Some Incidents which brought Importance of Critical Information Infrastructure

  • In 2007, a wave of denial-of-service attacks, allegedly from Russian IP addresses, hit major Estonian banks, government bodies – ministries and parliament, and media outlets. It was cyber aggression of the kind that the world had not seen before, and it came in the wake of Estonia’s decision to move a memorial to the Soviet Red Army to a location of less prominence. The attacks played havoc in one of the most networked countries in the world for almost three weeks.
  • On October 12, 2020 as India battled the pandemic, the electric grid supply to Mumbai suddenly snapped hitting the mega city’s hospitals, trains and businesses. Later, a study by a US firm that looks into the use of the internet by states, claimed that this power outage could have been a cyber attack, allegedly from a China-linked group, aimed at critical infrastructure. The government, however, was quick to deny any cyber attack in Mumbai.
  • Both incidents underlined the possibility of hostile state and non-state actors probing internet-dependent critical systems in other countries, and the necessity to fortify such assets.

Protection of Critical Information Infrastructures in India

  • National Critical Information Infrastructure Protection Centre (NCIIPC) is the nodal agency for taking all measures to protect the nation’s CII.
  • It is mandated to guard CIIs from “unauthorised access, modification, use, disclosure, disruption, incapacitation or distraction”.
  • NCIIPC monitors and forecasts national-level threats to CII for policy guidance, expertise sharing and situational awareness for early warning or alerts.
  • As per NCIIPC, the basic responsibility for protecting the CII system shall lie with the agency running that CII.
  • NCIIPC provide Guidelines for Protection of Critical Information Infrastructure in India.
  • In the event of any threat to critical information infrastructure the NCIIPC may call for information and give directions to the critical sectors or persons serving or having a critical impact on Critical Information Infrastructure.

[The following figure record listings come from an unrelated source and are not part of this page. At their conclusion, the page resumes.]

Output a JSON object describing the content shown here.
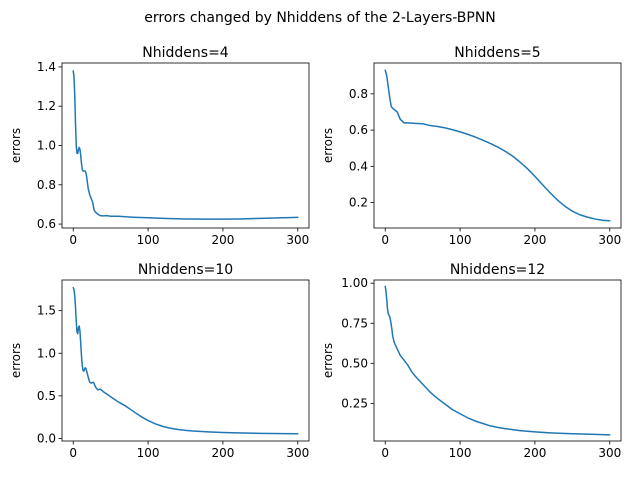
{
  "figure": {
    "suptitle": "errors changed by Nhiddens of the 2-Layers-BPNN",
    "line_color": "#1f77b4"
  },
  "chart_data": [
    {
      "type": "line",
      "title": "Nhiddens=4",
      "xlabel": "",
      "ylabel": "errors",
      "xlim": [
        -15,
        315
      ],
      "ylim": [
        0.58,
        1.42
      ],
      "xticks": [
        0,
        100,
        200,
        300
      ],
      "yticks": [
        0.6,
        0.8,
        1.0,
        1.2,
        1.4
      ],
      "ytick_labels": [
        "0.6",
        "0.8",
        "1.0",
        "1.2",
        "1.4"
      ],
      "x": [
        0,
        1,
        2,
        3,
        4,
        5,
        6,
        7,
        8,
        9,
        10,
        11,
        12,
        13,
        14,
        15,
        16,
        17,
        18,
        19,
        20,
        22,
        24,
        26,
        28,
        30,
        33,
        36,
        40,
        45,
        50,
        60,
        70,
        80,
        100,
        120,
        150,
        180,
        200,
        220,
        250,
        280,
        300
      ],
      "y": [
        1.38,
        1.35,
        1.26,
        1.12,
        1.0,
        0.96,
        0.96,
        0.98,
        0.99,
        0.98,
        0.95,
        0.91,
        0.88,
        0.87,
        0.87,
        0.87,
        0.87,
        0.86,
        0.84,
        0.81,
        0.78,
        0.75,
        0.73,
        0.71,
        0.67,
        0.66,
        0.65,
        0.643,
        0.642,
        0.643,
        0.64,
        0.64,
        0.637,
        0.635,
        0.632,
        0.629,
        0.626,
        0.625,
        0.625,
        0.626,
        0.629,
        0.632,
        0.634
      ]
    },
    {
      "type": "line",
      "title": "Nhiddens=5",
      "xlabel": "",
      "ylabel": "errors",
      "xlim": [
        -15,
        315
      ],
      "ylim": [
        0.06,
        0.97
      ],
      "xticks": [
        0,
        100,
        200,
        300
      ],
      "yticks": [
        0.2,
        0.4,
        0.6,
        0.8
      ],
      "ytick_labels": [
        "0.2",
        "0.4",
        "0.6",
        "0.8"
      ],
      "x": [
        0,
        2,
        4,
        6,
        8,
        10,
        13,
        16,
        20,
        25,
        30,
        40,
        50,
        60,
        70,
        80,
        90,
        100,
        110,
        120,
        130,
        140,
        150,
        160,
        170,
        180,
        190,
        200,
        210,
        220,
        230,
        240,
        250,
        260,
        270,
        280,
        290,
        300
      ],
      "y": [
        0.93,
        0.9,
        0.84,
        0.78,
        0.73,
        0.72,
        0.71,
        0.7,
        0.66,
        0.64,
        0.64,
        0.637,
        0.635,
        0.625,
        0.62,
        0.612,
        0.602,
        0.59,
        0.577,
        0.562,
        0.545,
        0.527,
        0.507,
        0.484,
        0.457,
        0.424,
        0.387,
        0.345,
        0.3,
        0.255,
        0.215,
        0.18,
        0.153,
        0.133,
        0.12,
        0.11,
        0.103,
        0.099
      ]
    },
    {
      "type": "line",
      "title": "Nhiddens=10",
      "xlabel": "",
      "ylabel": "errors",
      "xlim": [
        -15,
        315
      ],
      "ylim": [
        -0.03,
        1.86
      ],
      "xticks": [
        0,
        100,
        200,
        300
      ],
      "yticks": [
        0.0,
        0.5,
        1.0,
        1.5
      ],
      "ytick_labels": [
        "0.0",
        "0.5",
        "1.0",
        "1.5"
      ],
      "x": [
        0,
        1,
        2,
        3,
        4,
        5,
        6,
        7,
        8,
        9,
        10,
        11,
        12,
        13,
        14,
        15,
        16,
        17,
        18,
        20,
        22,
        24,
        27,
        30,
        33,
        36,
        40,
        45,
        50,
        55,
        60,
        70,
        80,
        90,
        100,
        110,
        120,
        130,
        140,
        150,
        160,
        180,
        200,
        220,
        250,
        280,
        300
      ],
      "y": [
        1.77,
        1.75,
        1.68,
        1.55,
        1.38,
        1.25,
        1.23,
        1.3,
        1.32,
        1.26,
        1.12,
        0.97,
        0.86,
        0.8,
        0.79,
        0.81,
        0.83,
        0.82,
        0.79,
        0.72,
        0.66,
        0.65,
        0.66,
        0.6,
        0.57,
        0.58,
        0.55,
        0.52,
        0.49,
        0.46,
        0.43,
        0.38,
        0.32,
        0.26,
        0.21,
        0.17,
        0.14,
        0.12,
        0.105,
        0.095,
        0.087,
        0.077,
        0.07,
        0.065,
        0.06,
        0.057,
        0.055
      ]
    },
    {
      "type": "line",
      "title": "Nhiddens=12",
      "xlabel": "",
      "ylabel": "errors",
      "xlim": [
        -15,
        315
      ],
      "ylim": [
        0.015,
        1.02
      ],
      "xticks": [
        0,
        100,
        200,
        300
      ],
      "yticks": [
        0.25,
        0.5,
        0.75,
        1.0
      ],
      "ytick_labels": [
        "0.25",
        "0.50",
        "0.75",
        "1.00"
      ],
      "x": [
        0,
        1,
        2,
        3,
        4,
        5,
        6,
        7,
        8,
        9,
        10,
        12,
        14,
        16,
        18,
        20,
        25,
        30,
        35,
        40,
        50,
        60,
        70,
        80,
        90,
        100,
        110,
        120,
        130,
        140,
        150,
        160,
        180,
        200,
        220,
        250,
        280,
        300
      ],
      "y": [
        0.98,
        0.95,
        0.9,
        0.84,
        0.81,
        0.8,
        0.79,
        0.77,
        0.74,
        0.71,
        0.67,
        0.63,
        0.61,
        0.59,
        0.57,
        0.55,
        0.52,
        0.49,
        0.45,
        0.42,
        0.37,
        0.32,
        0.28,
        0.245,
        0.21,
        0.185,
        0.16,
        0.14,
        0.125,
        0.11,
        0.1,
        0.092,
        0.08,
        0.072,
        0.066,
        0.06,
        0.056,
        0.053
      ]
    }
  ]
}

National Critical Information Infrastructure Protection Centre

  • It is an organisation of the Government of India created under the Section 70A of the Information Technology Act, 2000 (amended 2008), in 2014
  • It is designated as the National Nodal Agency in terms of Critical Information Infrastructure Protection.
  • It was created in January 2014.
  • It is a unit of the National Technical Research Organisation (NTRO) and therefore comes under the Prime Minister’s Office (PMO).
  • NCIIPC has broadly identified the following as ‘Critical Sectors’:
    • Government.
    • Strategic & Public Enterprises
    • Power & Energy.
    • Banking, Financial Services & Insurance.
    • Telecom.
    • Transport.

Way Forward:

  • Cybersecurity remains an arena with a plethora of stakeholders and constantly evolving technology. Thereby, while the guidelines for the protection of CII provide a basic framework for the protection of the CII, there will be a need to constantly evolve sector-specific guidelines in order to protect these infrastructures. There is also need of cybersecurity professionals to partner with the NCIIPC in order to cover significant portions of the sector.
  • To strengthen its cybersecurity, India should see the National Cyber Security Strategy as a key opportunity to articulate how international law applies to cyberspace.
  • The synergy between the private and the public is also necessary taking cognisance of the fact that a large number of CIIs are private thus the Government must work towards forging meaningful partnerships with the best interest of protecting our CIIs.

Source: Indian Express 

Mains Question:

Q. What are the critical information infrastructures in India? Why the protection of CIIs is important for India? (250 words).